I will stop there, lest I go on to explore other areas where editors may have blind spots dictated by fashion. I’m very close to 500 words now, which is a long post on a subject that is mainly of interest only to me.

My Orange Parker Pen

The Abandoned Haibun

A poem is never finished, only abandoned.
PAUL VALERY

This is the post that gave me the thoughts and the photographs for the haibun I recently provided the link to.

It was originally about the passing of the old families and the way the houses have become country parks and similar things. The editor preferred it as a haibun about a place, and I preferred to be published, so it’s now shorter and it’s about a pond.
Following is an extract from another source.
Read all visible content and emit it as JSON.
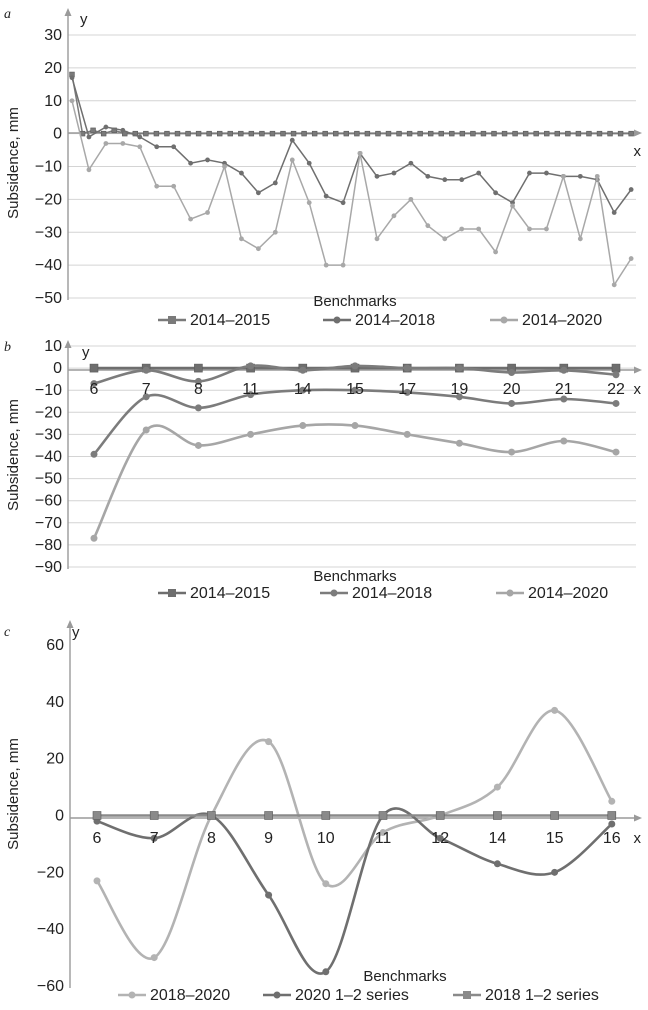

It is more in the haiku tradition in this form, stressing nature and lightness, where the original was less light and more about humans.

However, they were only words and there are plenty more where they came from. I am already at work on a new version of the original piece, which will be back, and will feature a lake when it next appears. It will also be longer, though It will probably remain unpublishable It will live again in  hope if not in print. I was going to make a clever point about haibun, matter and anti-matter at this point but I googled “matter” to check my accuracy and now realise I’m a lot less clever than I thought. Same goes for my witty linking of quark the particle and quark the cheese – I didn’t realise that cheese could be so complicated. I’ve given it up as a bad job.

Sometimes you have to know when enough is enough. It is probably better to leave you with a vision of purple rhododendrons and thoughts of voles, than it is to make a bad joke about cheese.

In the haiku, I note the mention of history is slightly discordant now that the main focus has moved away from. If I’d thought about it longer I may well have altered that too.

As the opening quote suggests, we just keep working on things until we decide to leave them. Time to leave this one and move on to the next imperfect work.